Re: JSON_ARRAY_APPEND adding escape slash
I achieved a final solution.
Intermediate Solution.
-- SET @i = NULL;
SET @i = JSON_ARRAY(JSON_OBJECT('a', '1', 'b', '2'));
SET @j = '3';
SET @k = '4';
SET @a = IF( JSON_TYPE(@i) <=> 'ARRAY',
JSON_ARRAY_APPEND(@i, '$', JSON_OBJECT("a", @j, "b", @k)),
JSON_ARRAY_APPEND(JSON_ARRAY(), '$', JSON_OBJECT("a", @j, "b", @k))
);
SELECT @j, @a
It worked, but it limited the JSON object.

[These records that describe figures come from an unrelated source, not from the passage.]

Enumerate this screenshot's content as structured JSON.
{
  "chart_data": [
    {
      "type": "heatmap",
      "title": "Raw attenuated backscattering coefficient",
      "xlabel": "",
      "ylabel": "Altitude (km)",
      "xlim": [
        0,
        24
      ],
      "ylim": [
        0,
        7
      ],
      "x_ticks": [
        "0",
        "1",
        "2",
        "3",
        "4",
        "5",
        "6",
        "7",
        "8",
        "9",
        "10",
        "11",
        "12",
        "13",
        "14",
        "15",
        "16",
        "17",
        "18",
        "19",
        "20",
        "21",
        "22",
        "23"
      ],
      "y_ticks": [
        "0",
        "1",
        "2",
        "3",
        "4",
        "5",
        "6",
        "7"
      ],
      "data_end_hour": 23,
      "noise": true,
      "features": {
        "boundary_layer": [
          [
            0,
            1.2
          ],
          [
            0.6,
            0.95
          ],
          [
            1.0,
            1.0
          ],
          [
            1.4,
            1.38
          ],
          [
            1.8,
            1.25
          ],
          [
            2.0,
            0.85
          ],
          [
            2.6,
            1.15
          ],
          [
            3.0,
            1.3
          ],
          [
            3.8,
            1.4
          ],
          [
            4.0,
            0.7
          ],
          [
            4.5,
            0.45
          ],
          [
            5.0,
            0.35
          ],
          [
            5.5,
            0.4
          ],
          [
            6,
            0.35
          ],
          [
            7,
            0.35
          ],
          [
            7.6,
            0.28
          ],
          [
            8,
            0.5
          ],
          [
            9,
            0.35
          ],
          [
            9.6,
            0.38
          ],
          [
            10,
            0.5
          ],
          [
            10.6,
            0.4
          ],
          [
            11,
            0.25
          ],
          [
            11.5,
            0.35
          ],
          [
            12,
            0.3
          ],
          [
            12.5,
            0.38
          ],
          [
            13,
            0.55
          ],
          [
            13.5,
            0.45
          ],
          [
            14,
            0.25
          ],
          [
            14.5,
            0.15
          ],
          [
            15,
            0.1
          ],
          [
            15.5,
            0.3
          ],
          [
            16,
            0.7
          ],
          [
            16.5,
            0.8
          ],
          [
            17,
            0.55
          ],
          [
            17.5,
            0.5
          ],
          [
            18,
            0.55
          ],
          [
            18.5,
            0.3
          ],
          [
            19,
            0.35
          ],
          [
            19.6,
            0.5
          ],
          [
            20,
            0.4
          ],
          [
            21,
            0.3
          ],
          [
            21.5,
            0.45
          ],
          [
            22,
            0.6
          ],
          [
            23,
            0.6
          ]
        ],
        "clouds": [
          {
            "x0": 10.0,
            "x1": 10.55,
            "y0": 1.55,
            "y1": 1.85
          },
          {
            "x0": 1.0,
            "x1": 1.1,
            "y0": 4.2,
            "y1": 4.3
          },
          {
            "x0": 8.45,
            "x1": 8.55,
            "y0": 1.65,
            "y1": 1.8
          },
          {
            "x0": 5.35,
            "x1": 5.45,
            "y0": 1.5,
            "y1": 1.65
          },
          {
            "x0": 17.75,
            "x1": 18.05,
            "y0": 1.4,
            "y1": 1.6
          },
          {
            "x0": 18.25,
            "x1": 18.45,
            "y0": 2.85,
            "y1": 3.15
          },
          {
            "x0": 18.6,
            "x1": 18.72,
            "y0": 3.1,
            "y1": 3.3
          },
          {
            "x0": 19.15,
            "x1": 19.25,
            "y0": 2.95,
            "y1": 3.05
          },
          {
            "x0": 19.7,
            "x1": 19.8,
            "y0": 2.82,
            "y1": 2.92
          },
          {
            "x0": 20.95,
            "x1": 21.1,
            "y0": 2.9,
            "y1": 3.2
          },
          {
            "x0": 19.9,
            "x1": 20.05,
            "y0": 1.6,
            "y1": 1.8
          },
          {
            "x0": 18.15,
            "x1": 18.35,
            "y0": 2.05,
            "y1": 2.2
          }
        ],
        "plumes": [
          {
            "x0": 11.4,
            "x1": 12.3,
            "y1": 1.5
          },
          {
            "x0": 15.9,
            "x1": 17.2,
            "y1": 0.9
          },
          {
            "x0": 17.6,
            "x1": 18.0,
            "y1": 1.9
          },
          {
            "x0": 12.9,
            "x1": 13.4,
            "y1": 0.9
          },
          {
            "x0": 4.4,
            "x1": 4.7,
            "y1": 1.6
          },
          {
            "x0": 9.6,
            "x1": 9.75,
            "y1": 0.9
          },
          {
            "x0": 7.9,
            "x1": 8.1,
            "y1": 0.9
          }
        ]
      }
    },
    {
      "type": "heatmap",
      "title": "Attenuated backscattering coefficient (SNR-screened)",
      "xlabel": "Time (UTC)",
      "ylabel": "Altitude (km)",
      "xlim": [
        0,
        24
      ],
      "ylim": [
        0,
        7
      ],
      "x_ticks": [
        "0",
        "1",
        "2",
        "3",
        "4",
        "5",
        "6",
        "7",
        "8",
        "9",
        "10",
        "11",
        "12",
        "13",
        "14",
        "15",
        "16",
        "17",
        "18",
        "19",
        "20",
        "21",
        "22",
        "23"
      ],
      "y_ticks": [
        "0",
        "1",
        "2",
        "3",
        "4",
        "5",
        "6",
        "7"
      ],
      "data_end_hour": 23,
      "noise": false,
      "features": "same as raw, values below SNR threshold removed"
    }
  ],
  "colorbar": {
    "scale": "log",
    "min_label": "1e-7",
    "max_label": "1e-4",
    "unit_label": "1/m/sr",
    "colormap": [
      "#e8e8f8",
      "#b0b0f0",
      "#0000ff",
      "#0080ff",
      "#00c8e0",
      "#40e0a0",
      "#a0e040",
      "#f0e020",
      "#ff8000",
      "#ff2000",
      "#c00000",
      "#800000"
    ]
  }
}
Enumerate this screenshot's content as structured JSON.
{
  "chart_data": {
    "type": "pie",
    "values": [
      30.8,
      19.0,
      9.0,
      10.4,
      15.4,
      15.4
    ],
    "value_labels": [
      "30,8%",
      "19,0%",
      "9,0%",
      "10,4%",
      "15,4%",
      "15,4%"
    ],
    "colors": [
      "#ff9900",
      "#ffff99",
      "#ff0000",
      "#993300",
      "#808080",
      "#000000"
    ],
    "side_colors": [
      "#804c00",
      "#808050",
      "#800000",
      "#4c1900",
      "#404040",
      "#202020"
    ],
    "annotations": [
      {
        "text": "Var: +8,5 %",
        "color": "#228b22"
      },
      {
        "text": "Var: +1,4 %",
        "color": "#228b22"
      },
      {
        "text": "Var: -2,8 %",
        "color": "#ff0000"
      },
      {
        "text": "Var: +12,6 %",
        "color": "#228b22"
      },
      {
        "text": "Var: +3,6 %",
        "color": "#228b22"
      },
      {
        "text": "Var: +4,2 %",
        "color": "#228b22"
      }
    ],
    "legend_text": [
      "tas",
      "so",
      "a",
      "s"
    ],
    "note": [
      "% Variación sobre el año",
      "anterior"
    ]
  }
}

This worked for my situation, but I wanted something more generic.
FINAL SOLUTION
SET @i = NULL;
-- SET @i = JSON_ARRAY(JSON_OBJECT('a', '1', 'b', '2'));
SET @j = '{"a": "3", "b": "4"}';
SET @a = IF( JSON_TYPE(@i) <=> 'ARRAY',
JSON_ARRAY_APPEND(@i, '$', CAST(@j AS JSON)),
JSON_ARRAY_APPEND(JSON_ARRAY(), '$', CAST(@j AS JSON))
);
SELECT @i, @j, @a
It means I can't create the JSON Object prior to passing to the function, but I can live with that.
I think I'm just too used to development software that would never change the value of something just because it thought it should.